Je désire ardemment que Dieu m'emploie à apporter un remède à cet état de choses, et à empêcher que d'aussi jeunes enfants soient obligés d'habiter en prison. Par dessus tout, je veux qu'il soit manifeste aux yeux de tous et toujours davantage, que notre Dieu entend et exauce la prière... L'honneur de Dieu est pour moi la chose principale en cette affaire. Si je le glorifie mieux en m'abstenant d'agrandir l'Oeuvre et d'aller de l'avant, j'abandonne toute idée de recueillir un millier d'orphelins.
« Certainement, ô mon céleste Père, puisque par ton Saint-Esprit tu m'as conduit en cet état de joie parfaite, dans lequel je veux ce que tu veux, tu ne permettras pas que ton enfant se laisse égarer... Je m'attends à toi ; je ne voudrais pas faire un seul pas en avant aussi longtemps que tu ne le demanderas pas. »

En janvier 1851
, G. Müller reçut un don de soixante-quinze mille francs. D'autres suivirent, gros dons et petits dons, qui ont pour la plupart une histoire intéressante ou même touchante. L'oeuvre se poursuivait avec les activités diverses qu'elle entraînait (l'une d'elles était le placement des orphelins) et Dieu qui, en réponse à la prière, avait nourri les cent vingt enfants des maisons de la rue Wilson, subvenait maintenant aux besoins des trois cents orphelins de la maison d'Ashley Down.

Dans le courant de l'année 1852, M. A.-N. Groves [beau-frère de G. Müller, et dont l'exemple avait été pour celui-ci en bénédiction] rentra de Bagdad avec sa famille pour la troisième fois. Il arrivait à Bristol à l'automne, et cette fois, très gravement malade.

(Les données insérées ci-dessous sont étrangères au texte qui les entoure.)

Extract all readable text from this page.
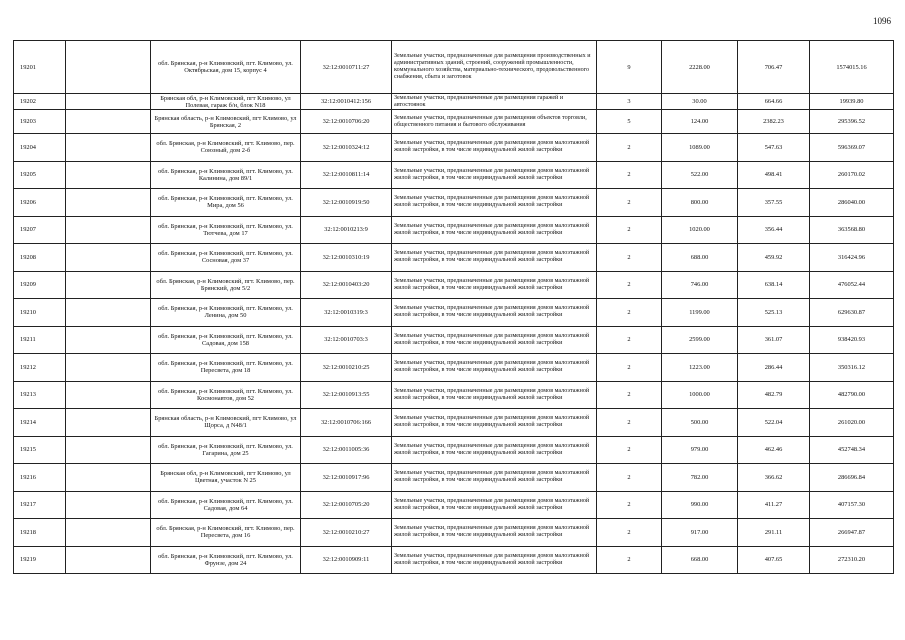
1096
19201		обл. Брянская, р-н Климовский, пгт. Климово, ул. Октябрьская, дом 15, корпус 4	32:12:0010711:27	Земельные участки, предназначенные для размещения производственных и административных зданий, строений, сооружений промышленности, коммунального хозяйства, материально-технического, продовольственного снабжения, сбыта и заготовок	9	2228.00	706.47	1574015.16
19202		Брянская обл, р-н Климовский, пгт Климово, ул Полевая, гараж б/н, блок N18	32:12:0010412:156	Земельные участки, предназначенные для размещения гаражей и автостоянок	3	30.00	664.66	19939.80
19203		Брянская область, р-н Климовский, пгт Климово, ул Брянская, 2	32:12:0010706:20	Земельные участки, предназначенные для размещения объектов торговли, общественного питания и бытового обслуживания	5	124.00	2382.23	295396.52
19204		обл. Брянская, р-н Климовский, пгт. Климово, пер. Союзный, дом 2-б	32:12:0010324:12	Земельные участки, предназначенные для размещения домов малоэтажной жилой застройки, в том числе индивидуальной жилой застройки	2	1089.00	547.63	596369.07
19205		обл. Брянская, р-н Климовский, пгт. Климово, ул. Калинина, дом 89/1	32:12:0010811:14	Земельные участки, предназначенные для размещения домов малоэтажной жилой застройки, в том числе индивидуальной жилой застройки	2	522.00	498.41	260170.02
19206		обл. Брянская, р-н Климовский, пгт. Климово, ул. Мира, дом 56	32:12:0010919:50	Земельные участки, предназначенные для размещения домов малоэтажной жилой застройки, в том числе индивидуальной жилой застройки	2	800.00	357.55	286040.00
19207		обл. Брянская, р-н Климовский, пгт. Климово, ул. Тютчева, дом 17	32:12:0010213:9	Земельные участки, предназначенные для размещения домов малоэтажной жилой застройки, в том числе индивидуальной жилой застройки	2	1020.00	356.44	363568.80
19208		обл. Брянская, р-н Климовский, пгт. Климово, ул. Сосновая, дом 37	32:12:0010310:19	Земельные участки, предназначенные для размещения домов малоэтажной жилой застройки, в том числе индивидуальной жилой застройки	2	688.00	459.92	316424.96
19209		обл. Брянская, р-н Климовский, пгт. Климово, пер. Брянский, дом 5/2	32:12:0010403:20	Земельные участки, предназначенные для размещения домов малоэтажной жилой застройки, в том числе индивидуальной жилой застройки	2	746.00	638.14	476052.44
19210		обл. Брянская, р-н Климовский, пгт. Климово, ул. Ленина, дом 50	32:12:0010319:3	Земельные участки, предназначенные для размещения домов малоэтажной жилой застройки, в том числе индивидуальной жилой застройки	2	1199.00	525.13	629630.87
19211		обл. Брянская, р-н Климовский, пгт. Климово, ул. Садовая, дом 158	32:12:0010703:3	Земельные участки, предназначенные для размещения домов малоэтажной жилой застройки, в том числе индивидуальной жилой застройки	2	2599.00	361.07	938420.93
19212		обл. Брянская, р-н Климовский, пгт. Климово, ул. Пересвета, дом 18	32:12:0010210:25	Земельные участки, предназначенные для размещения домов малоэтажной жилой застройки, в том числе индивидуальной жилой застройки	2	1223.00	286.44	350316.12
19213		обл. Брянская, р-н Климовский, пгт. Климово, ул. Космонавтов, дом 52	32:12:0010913:55	Земельные участки, предназначенные для размещения домов малоэтажной жилой застройки, в том числе индивидуальной жилой застройки	2	1000.00	482.79	482790.00
19214		Брянская область, р-н Климовский, пгт Климово, ул Щорса, д N48/1	32:12:0010706:166	Земельные участки, предназначенные для размещения домов малоэтажной жилой застройки, в том числе индивидуальной жилой застройки	2	500.00	522.04	261020.00
19215		обл. Брянская, р-н Климовский, пгт. Климово, ул. Гагарина, дом 25	32:12:0011005:36	Земельные участки, предназначенные для размещения домов малоэтажной жилой застройки, в том числе индивидуальной жилой застройки	2	979.00	462.46	452748.34
19216		Брянская обл, р-н Климовский, пгт Климово, ул Цветная, участок N 25	32:12:0010917:96	Земельные участки, предназначенные для размещения домов малоэтажной жилой застройки, в том числе индивидуальной жилой застройки	2	782.00	366.62	286696.84
19217		обл. Брянская, р-н Климовский, пгт. Климово, ул. Садовая, дом 64	32:12:0010705:20	Земельные участки, предназначенные для размещения домов малоэтажной жилой застройки, в том числе индивидуальной жилой застройки	2	990.00	411.27	407157.30
19218		обл. Брянская, р-н Климовский, пгт. Климово, пер. Пересвета, дом 16	32:12:0010210:27	Земельные участки, предназначенные для размещения домов малоэтажной жилой застройки, в том числе индивидуальной жилой застройки	2	917.00	291.11	266947.87
19219		обл. Брянская, р-н Климовский, пгт. Климово, ул. Фрунзе, дом 24	32:12:0010909:11	Земельные участки, предназначенные для размещения домов малоэтажной жилой застройки, в том числе индивидуальной жилой застройки	2	668.00	407.65	272310.20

MORT DE M. A.-N. GROVES. - 20 mai 1853. - Mon cher beau-frère, malade depuis quelques mois vient de s'endormir en Jésus. Il demeurait avec nous et a rendu jusqu'à la fin, un fidèle témoignage qui a été en bénédiction à plusieurs.


Juillet 1853.
- MALADIE DE LYDIA MÜLLER. - Il a plu au Seigneur d'éprouver ma foi d'une manière que j'ignorais jusqu'ici. Ma fille bien-aimée est tombée malade le 20 juin. Il s'agissait de la typhoïde. Le 8 juillet, notre chère enfant était condamnée par les docteurs. Le Seigneur nous a aidés ma femme et moi à la lui remettre. Il nous a soutenus. Mais je ne parlerai que de ce qui me concerne. Bien que mon unique enfant, mon enfant bien-aimée, fût aux portes du tombeau, mon âme resta dans une paix parfaite, toute prête à acquiescer à la décision du Père Céleste, bien assurée que cette décision serait pour le plus grand bien de l'enfant et celui de ses parents. L'état d'extrême gravité continua jusqu'au 20 juillet, puis une amélioration se produisit. Le 18 août, bien qu'elle fût très faible encore, notre enfant était assez bien pour supporter le voyage de Clevedon. Il y avait cinquante cinq jours qu'elle était tombée malade.
Durant ce temps d'affliction, de très grande affliction, non seulement je fus gardé dans un parfait repos d'esprit, au sujet de l'épreuve elle-même, mais aussi quant à la raison de l'épreuve.

Précédemment, il était arrivé que la main de Dieu s'appesantit sur moi et j'avais compris alors tout de suite qu'il voulait, dans sa sagesse et son amour, me guérir de l'état de tiédeur dans lequel j'étais tombé. Cette fois, je n'avais pas du tout ce sentiment-là. Tout en avant conscience de bien des faiblesses, de nombreux manquements dans mon service, et d'erreurs, et bien que je fusse prêt à m'écrier avec l'apôtre Paul : Oh ! Misérable que je suis ! cependant je savais qu'il n'y avait pas cette fois-ci une répréhension du Seigneur, mais une épreuve... Ma foi était mise à l'épreuve.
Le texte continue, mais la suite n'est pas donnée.